While their friends and family leave Bedford Falls for brilliant careers and fascinating lives, George and Mary make the choice to stay in town and build a life little by little.
They had nothing but each other when they started, but they stuck it out because that's what you do when you commit yourself to someone. You don't cut and run when the going gets tough.
Five: "You call this a happy family? Why did we have to have all these kids?"
This is the flip side of a real marriage. After Uncle Billy loses the money he was supposed to deposit, George comes home depressed and hopeless.
Of course, he is greeted by the normal chaos of a house full of children on Christmas Eve. Zuzu is sick, Janie keeps playing the same song on the piano, Pete wants to know how to spell "frankincense," pieces of the house are breaking off in his hand, and just like life, all of this happens before he is inside the house for ten minutes.
He's out of control, he knows it, and he's sorry for it, but he still hurts those closest to him. In a real family, it happens every day.
Six: You can't always get what you want.
If there was ever a guy who didn't get what he wanted, but got exactly what he needed, then it's George Bailey.
George had always planned to "shake the dust of this crummy little town" off his feet, and travel the world. He wanted to see places and build things and make a lot of money.
Of course, he went on to do precisely none of that. He stayed in Bedford Falls to earn money for college, and then, after his father died, stayed to take the helm of the building and loan while he sent his brother to college instead.
At every turn, his desire to leave town is overruled by his responsibility to his family and his desire to help them.

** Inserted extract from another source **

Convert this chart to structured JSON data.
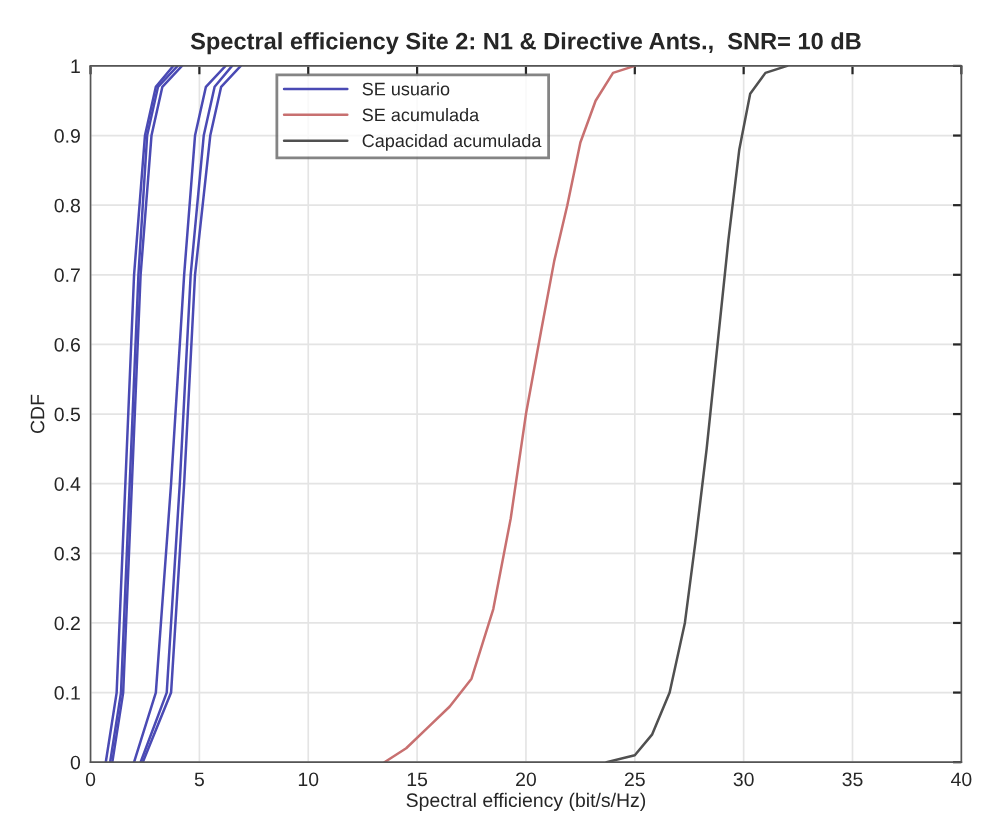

But the best instance of the immovable object meeting the irresistible force is when George visits Mary and realizes he loves her.
"Now, you listen to me! I don't want any plastics, and I don't want any ground floors, and I don't want to get married - ever - to anyone! You understand that? I want to do what I want to do. And you're... and you're... oh, Mary . . . Mary . . ."
He may not want to stay, but he needs to.
Seven: "Do small things with great love"
Mr. Potter, the resident grinch, accuses George of being a "chump" and a bad businessman, like his father before him. From one point of view, Potter is correct. There's not much to show for all of George's hard work.
Except the love and gratitude of everyone he had ever helped. That's no small potatoes.
What George discovers is that what you put into other people - your love, your time, your compassion, -- is what will come back to you ten fold. Even the smallest deed, done with love, will multiply.
It really is a wonderful life, my friends. Merry Christmas.